It was already four years ago when I created my Newsmap. It is time to update the whole system: fully rewritten in Python and developing a new classification algorithm. This is why I generated a 5,000 human-coded international news stories using the Prolific Academic.
Thanks to the crowed-sourcing services, recruiting is no longer a problem, but we still have to provide coding instruction, and it has to be very clear and simple. The coding rules for my research is even-oriented, and international news stories were coding according to the location of the events or problems concerned.
Unlike traditional codebooks for content analysis, which are often long and complex, Newsmap coding instruction is only five pages, and comes with classification codes in a separate CSV file.
I recently created a sizable human-coded dataset (5,000 items) of international news using the Prolific Academic service. The Prolific Academic is an Oxford-based academic alternative to the Amazon Mechanical Turk. The advantage of using this services is that researchers only have to compensate for work that they approve. The potential drawback is its relatively high costs. The service require researches to offer ‘ethical rewards’ to participants, and the minimum rate is £5. Most of the participants of the Prolific Academic are university students, but may be the same.
One of the reasons I had chosen the Prolific Academic over the Amazon Mechanical Turk was that classification of international news stories by the Turks may not be very accurate since the Americans are infamous for the lack of knowledge about foreign events.

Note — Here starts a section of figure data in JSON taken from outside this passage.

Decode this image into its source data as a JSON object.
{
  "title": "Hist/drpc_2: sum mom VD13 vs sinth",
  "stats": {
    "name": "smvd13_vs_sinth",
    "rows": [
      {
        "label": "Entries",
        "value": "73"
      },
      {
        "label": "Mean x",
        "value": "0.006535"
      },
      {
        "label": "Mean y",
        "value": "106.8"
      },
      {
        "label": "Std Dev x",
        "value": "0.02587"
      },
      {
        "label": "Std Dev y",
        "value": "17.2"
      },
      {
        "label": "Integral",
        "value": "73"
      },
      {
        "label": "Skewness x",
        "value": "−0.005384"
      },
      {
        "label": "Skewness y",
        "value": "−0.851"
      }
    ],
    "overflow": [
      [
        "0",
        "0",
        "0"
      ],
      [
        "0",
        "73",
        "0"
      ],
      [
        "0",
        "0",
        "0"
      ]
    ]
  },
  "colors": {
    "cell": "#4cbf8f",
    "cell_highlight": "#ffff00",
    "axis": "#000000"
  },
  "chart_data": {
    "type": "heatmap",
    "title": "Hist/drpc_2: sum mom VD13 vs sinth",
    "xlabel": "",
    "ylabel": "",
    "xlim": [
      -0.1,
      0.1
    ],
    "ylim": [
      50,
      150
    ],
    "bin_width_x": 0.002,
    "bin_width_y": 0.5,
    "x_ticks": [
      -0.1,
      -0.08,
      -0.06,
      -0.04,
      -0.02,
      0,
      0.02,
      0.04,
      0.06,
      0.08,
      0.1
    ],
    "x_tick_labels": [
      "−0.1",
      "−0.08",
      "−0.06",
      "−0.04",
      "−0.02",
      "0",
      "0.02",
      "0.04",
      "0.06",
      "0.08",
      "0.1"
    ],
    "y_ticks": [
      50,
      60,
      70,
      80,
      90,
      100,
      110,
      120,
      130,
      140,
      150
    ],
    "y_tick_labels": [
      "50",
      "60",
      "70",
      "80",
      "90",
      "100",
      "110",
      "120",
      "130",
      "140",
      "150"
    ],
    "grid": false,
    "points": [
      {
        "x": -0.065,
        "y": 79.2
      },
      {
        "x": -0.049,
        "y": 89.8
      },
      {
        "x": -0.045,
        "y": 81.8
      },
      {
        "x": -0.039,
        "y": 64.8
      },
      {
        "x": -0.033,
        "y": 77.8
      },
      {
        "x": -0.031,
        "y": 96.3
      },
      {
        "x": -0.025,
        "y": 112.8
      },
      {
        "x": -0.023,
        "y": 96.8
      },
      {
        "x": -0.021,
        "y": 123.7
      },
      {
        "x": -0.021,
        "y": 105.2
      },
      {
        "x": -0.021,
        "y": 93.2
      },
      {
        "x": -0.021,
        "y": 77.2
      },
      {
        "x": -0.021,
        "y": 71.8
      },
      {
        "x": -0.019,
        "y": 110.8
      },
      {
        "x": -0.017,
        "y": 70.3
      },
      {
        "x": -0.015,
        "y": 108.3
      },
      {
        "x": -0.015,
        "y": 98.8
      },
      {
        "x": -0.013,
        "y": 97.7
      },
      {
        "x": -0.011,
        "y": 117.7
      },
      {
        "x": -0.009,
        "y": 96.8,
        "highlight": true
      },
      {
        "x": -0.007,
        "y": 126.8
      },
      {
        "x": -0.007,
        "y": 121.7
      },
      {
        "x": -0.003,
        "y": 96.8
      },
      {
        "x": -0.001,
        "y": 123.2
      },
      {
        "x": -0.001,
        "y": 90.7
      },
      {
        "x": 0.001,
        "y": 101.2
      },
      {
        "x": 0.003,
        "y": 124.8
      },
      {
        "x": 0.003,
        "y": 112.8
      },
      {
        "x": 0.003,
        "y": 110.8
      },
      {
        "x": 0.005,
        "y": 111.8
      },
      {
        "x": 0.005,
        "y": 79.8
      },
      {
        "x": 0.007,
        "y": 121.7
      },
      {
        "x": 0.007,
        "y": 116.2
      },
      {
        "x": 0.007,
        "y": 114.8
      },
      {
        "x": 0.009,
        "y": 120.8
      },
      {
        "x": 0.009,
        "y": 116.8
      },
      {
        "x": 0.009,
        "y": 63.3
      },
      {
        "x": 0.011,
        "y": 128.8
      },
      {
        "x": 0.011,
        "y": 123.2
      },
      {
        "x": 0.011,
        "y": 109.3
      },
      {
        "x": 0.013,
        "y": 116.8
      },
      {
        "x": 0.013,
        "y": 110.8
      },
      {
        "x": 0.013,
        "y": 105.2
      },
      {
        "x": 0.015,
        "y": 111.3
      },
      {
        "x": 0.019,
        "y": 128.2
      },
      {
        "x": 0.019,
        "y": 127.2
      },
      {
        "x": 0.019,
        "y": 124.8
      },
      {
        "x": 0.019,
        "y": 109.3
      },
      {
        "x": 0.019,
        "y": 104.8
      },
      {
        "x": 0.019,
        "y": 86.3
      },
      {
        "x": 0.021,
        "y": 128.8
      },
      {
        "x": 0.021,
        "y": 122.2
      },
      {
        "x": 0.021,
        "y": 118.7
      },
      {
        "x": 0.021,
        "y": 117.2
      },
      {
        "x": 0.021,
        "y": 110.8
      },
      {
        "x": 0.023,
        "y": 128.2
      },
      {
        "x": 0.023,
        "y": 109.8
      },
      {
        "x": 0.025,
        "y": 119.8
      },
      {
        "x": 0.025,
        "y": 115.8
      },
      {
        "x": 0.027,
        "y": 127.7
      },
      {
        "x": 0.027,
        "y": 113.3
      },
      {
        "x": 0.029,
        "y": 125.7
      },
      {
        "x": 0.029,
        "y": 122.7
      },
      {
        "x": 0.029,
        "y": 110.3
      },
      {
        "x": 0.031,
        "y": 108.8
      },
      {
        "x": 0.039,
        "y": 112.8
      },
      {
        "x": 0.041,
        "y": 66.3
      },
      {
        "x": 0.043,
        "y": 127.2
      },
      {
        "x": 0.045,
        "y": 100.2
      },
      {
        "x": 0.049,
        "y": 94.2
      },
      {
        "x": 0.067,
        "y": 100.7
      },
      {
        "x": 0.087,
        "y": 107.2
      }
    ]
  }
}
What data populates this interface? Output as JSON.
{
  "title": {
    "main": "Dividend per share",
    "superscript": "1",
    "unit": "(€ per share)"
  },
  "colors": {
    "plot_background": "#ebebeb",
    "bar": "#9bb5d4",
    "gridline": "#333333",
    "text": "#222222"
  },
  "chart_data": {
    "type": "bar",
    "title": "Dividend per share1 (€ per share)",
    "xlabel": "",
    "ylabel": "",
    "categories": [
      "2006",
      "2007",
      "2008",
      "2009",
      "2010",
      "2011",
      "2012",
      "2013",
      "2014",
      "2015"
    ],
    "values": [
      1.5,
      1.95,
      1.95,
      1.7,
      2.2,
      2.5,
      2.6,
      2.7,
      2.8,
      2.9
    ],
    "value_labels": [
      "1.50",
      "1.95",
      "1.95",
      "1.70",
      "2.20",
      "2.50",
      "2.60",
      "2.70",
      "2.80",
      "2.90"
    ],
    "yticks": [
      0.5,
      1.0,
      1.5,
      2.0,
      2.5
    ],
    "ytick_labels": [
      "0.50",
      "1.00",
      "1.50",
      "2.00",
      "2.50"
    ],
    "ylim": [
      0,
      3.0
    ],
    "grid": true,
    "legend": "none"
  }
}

The classification accuracy of the Prolific Academic participants in my project is shown below by country. Locations of participants (based on IP addresses) are concentrated in three countries, the UK, the US India, and the estimated accuracy (0-10) of the coding by the participants seems to be supporting my hypothesis: the Americans are not good in analyzing international news stories…
accuracy n percent
Austria 7.000000 1 0.3
Thailand 6.000000 4 1.3
Viet Nam 6.000000 4 1.3
United Kingdom 5.931250 160 51.8
Canada 5.666667 3 1.0
Spain 5.666667 9 2.9
Romania 5.600000 5 1.6
United States 5.192308 26 8.4
India 4.956989 93 30.1
Czech Republic 4.500000 2 0.6
Portugal 4.000000 1 0.3
Philippines 3.000000 1 0.3
The estimated accuracy of the US participants are much lower than UK counterparts. The low accuracy of the Indians participants seem to be due to their limited English language skills. Despite the prerequisite that English is the first language, the high hourly rate, which is very close to the minimum wage in the UK, attracted a lot of less qualified people. The Indians are only account for 2% of the registrants to the service, but it was 30% in this project.
I was expecting that the participants’ classification accuracy increases as they perform more tasks, but quite the opposite was the case. Some of the participants did really good jobs initially, but their classification accuracy usually decreased and sometimes became below 70%. The declining tendency in performance can be explained by participants’ attempt for cost minimization.
Those observations raise questions in crowd-sourced content analysis:
- Whether the Amazon Mechanical Turk is the always the best crowd-sourcing platform?
- Should we offer different amounts of reward to participants according to country of residence?
- How can we maintain or improve performance of participants over the course of projects?